Джейн Смитсон знаменитый искусствовед, она преподает в Королевском колледже искусств и организовывает всемирные выставки. Она ослепительно улыбалась Гаю.
– Как приятно видеть вас здесь, – сказала она. – Последний раз мы встречались на открытии Дворца Токио.
Я с облегчением заметила, что Гай был тут своим человеком. Вскоре мы сели за длинный стол посреди ресторана, закрытого по такому случаю. Я сидела в центре, между Гаем и Джейн, напротив немецкого фотографа и его парижского любовника, которые тоже, конечно, знали Гая.
– Как продвигается проект? Мы купили билеты на аукцион, – вяло сказал немец.
– Почти готов, – осторожно ответила я.
– Значит, он будет завершен фактически до конца недели? – перебила Джейн.
– Нет, семь представлений, которые я собираюсь показать, надо хорошо подготовить. Необходимо также подобрать костюмы.
– А, понимаю. Но вы собираетесь снимать представление на пленку в течение недели?
Я кивнула и глотнула вина. Ее интерес напомнил мне, благодаря чему создание проекта стало возможным. Джейн инвестировала его. Если меня постигнет неудача, она потеряет много денег. Она также знала, что статьи обо мне напрямую связаны с финансовой успешностью проекта. То есть мой провал, в случае чего, коснется и ее. Мы были связаны общими материальными интересами.
– Семь фильмов станут главным результатом моей работы, – сообщила я, – но в проект также входит выставление меня на продажу и неделя «обладания» мною.
– Значит, представление… – Джейн помолчала в поиске подходящих слов, – это тематический переход к основной части?
– Совершенно верно, – ответила я, стараясь не смотреть на Гая. Джейн, конечно, молодец, но ее манера излагать мысли рассмешила меня. Я уже представила ее слова на развороте каталога или на стене музея через три месяца. Но Джейн была вполне довольна собой. Она одобрительно кивнула и глотнула воды. Немцу напротив, казалось, было нестерпимо скучно.

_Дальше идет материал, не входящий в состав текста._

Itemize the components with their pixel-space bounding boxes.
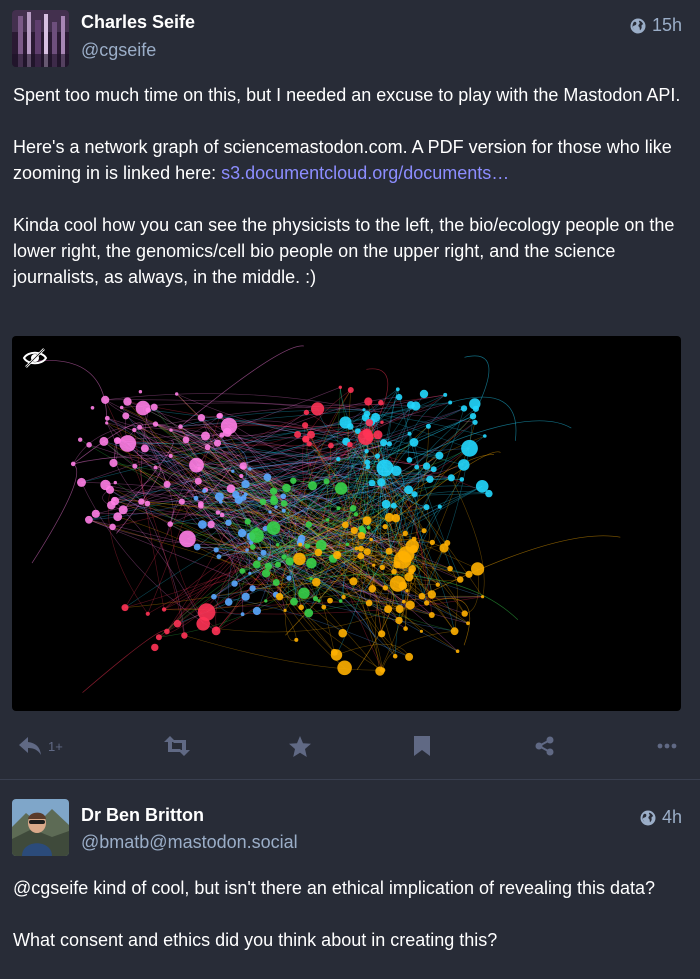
avatar-image — [12, 799, 69, 856]
network-graph-image[interactable] — [12, 336, 681, 711]
relative-time[interactable]: 15h — [652, 15, 682, 36]
status-content: @cgseife kind of cool, but isn't there a… — [13, 875, 683, 979]
paragraph: Here's a network graph of sciencemastodo… — [13, 134, 683, 186]
more-icon — [657, 743, 677, 749]
avatar[interactable] — [12, 799, 69, 856]
status-card[interactable]: Charles Seife @cgseife 15h Spent too muc… — [0, 0, 700, 780]
document-link[interactable]: s3.documentcloud.org/documents… — [221, 163, 509, 183]
reply-count: 1+ — [48, 738, 63, 754]
account-handle[interactable]: @bmatb@mastodon.social — [81, 832, 298, 853]
avatar-image — [12, 10, 69, 67]
paragraph: Kinda cool how you can see the physicist… — [13, 215, 675, 287]
share-button[interactable] — [535, 726, 555, 766]
bookmark-button[interactable] — [414, 726, 430, 766]
globe-icon — [630, 18, 646, 33]
account-handle[interactable]: @cgseife — [81, 40, 156, 61]
status-meta[interactable]: 15h — [630, 15, 682, 36]
boost-button[interactable] — [163, 726, 191, 766]
media-attachment[interactable] — [12, 336, 681, 711]
star-icon — [289, 735, 311, 757]
paragraph: Spent too much time on this, but I neede… — [13, 85, 681, 105]
share-icon — [535, 736, 554, 756]
boost-icon — [164, 736, 190, 756]
status-content: Spent too much time on this, but I neede… — [13, 82, 683, 316]
hide-media-button[interactable] — [22, 345, 48, 371]
status-action-bar: 1+ — [0, 726, 700, 766]
relative-time[interactable]: 4h — [662, 807, 682, 828]
status-meta[interactable]: 4h — [640, 807, 682, 828]
display-name[interactable]: Dr Ben Britton — [81, 805, 204, 826]
avatar[interactable] — [12, 10, 69, 67]
bookmark-icon — [414, 736, 430, 756]
status-card[interactable]: Dr Ben Britton @bmatb@mastodon.social 4h… — [0, 781, 700, 959]
reply-icon — [19, 737, 41, 755]
eye-slash-icon — [22, 348, 48, 368]
paragraph: @cgseife kind of cool, but isn't there a… — [13, 878, 656, 898]
reply-button[interactable]: 1+ — [18, 726, 63, 766]
more-button[interactable] — [657, 726, 677, 766]
display-name[interactable]: Charles Seife — [81, 12, 195, 33]
paragraph: What consent and ethics did you think ab… — [13, 930, 498, 950]
favourite-button[interactable] — [289, 726, 311, 766]
globe-icon — [640, 810, 656, 825]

– А где сегодня Эйдан Джерок? – спросил он меня и перевел взгляд на Гая, оживленно беседовавшего с Джейн.
– В Манхэттене по делам, – осторожно ответила я.

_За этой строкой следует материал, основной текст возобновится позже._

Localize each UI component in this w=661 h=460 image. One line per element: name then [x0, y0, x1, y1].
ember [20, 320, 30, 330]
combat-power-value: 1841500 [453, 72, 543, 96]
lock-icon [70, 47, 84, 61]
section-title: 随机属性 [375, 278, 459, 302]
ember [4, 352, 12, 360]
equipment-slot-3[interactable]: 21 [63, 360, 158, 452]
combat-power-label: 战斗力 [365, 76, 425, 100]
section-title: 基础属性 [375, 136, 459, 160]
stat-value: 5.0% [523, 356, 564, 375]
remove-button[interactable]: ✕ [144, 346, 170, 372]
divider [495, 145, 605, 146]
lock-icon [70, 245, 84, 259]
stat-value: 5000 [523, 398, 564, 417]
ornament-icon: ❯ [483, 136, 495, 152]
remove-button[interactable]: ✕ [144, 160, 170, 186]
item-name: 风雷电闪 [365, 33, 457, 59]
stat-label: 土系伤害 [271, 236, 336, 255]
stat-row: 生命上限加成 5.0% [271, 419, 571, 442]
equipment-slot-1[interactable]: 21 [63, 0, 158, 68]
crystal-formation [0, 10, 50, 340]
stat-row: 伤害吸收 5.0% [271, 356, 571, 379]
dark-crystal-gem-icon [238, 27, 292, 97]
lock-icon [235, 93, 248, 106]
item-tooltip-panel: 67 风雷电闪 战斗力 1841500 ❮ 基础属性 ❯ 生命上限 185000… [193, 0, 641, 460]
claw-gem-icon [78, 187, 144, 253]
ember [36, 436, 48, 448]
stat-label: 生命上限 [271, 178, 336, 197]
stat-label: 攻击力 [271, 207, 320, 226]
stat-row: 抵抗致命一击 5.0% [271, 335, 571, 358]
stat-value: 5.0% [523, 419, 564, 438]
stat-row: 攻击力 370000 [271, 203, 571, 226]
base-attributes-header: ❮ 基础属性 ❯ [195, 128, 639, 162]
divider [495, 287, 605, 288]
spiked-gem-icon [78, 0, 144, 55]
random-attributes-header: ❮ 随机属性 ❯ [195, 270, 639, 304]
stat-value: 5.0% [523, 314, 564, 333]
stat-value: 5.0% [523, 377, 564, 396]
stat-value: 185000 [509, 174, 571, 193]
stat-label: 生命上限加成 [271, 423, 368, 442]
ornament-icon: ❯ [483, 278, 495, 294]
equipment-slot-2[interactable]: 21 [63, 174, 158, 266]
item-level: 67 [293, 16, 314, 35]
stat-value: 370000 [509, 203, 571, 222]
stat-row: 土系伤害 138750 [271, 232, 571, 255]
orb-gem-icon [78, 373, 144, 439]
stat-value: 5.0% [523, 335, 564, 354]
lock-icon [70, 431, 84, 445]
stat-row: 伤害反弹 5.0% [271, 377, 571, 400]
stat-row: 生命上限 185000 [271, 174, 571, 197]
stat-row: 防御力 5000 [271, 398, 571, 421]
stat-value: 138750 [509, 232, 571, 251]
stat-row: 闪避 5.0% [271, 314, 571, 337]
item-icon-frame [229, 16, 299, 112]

– Ну да, конечно, – ответил немец. – Я слышал, в Нью-Йорк прилетела Жаклин Квинет, чтобы найти подходящих покупателей.
Я запаниковала. Немец хитро улыбался. Я едва знакома с этим парнем. Каким же образом он настолько осведомлен о моих проблемах?
– Меня сейчас представляет Грег Вейц, – продолжал немец. – Я приехал со встречи с ним. Он упоминал о вас и о продаже.
Ненавижу, когда ограничивают мои возможности! Может, надо было остаться в Нью-Йорке, самой пойти к Вейцу и попытаться уладить все без Эйдана? Раньше я пару раз встречала Грега Вейца, но не обращала на него особого внимания, равно как и он на меня.
Всех, казалось, занимает предстоящая выставка, не только Соню, но и этого парня. Каковы их намерения? Я не могу поверить в то, что в планах Эйдана не значится мое будущее, – по крайней мере как художника.
Все выпивали умеренно, и разговор был исключительно деловой – в отличие от сборищ британских художников, которые оканчиваются либо потасовкой, либо подробными рассказами о своих планах. Сегодняшний прием показался мне более интеллигентным и серьезным, но менее веселым. Мы ушли сразу после того, как подали кофе, и Гай отвез меня домой, а сам поехал в отель на Шарлот-стрит.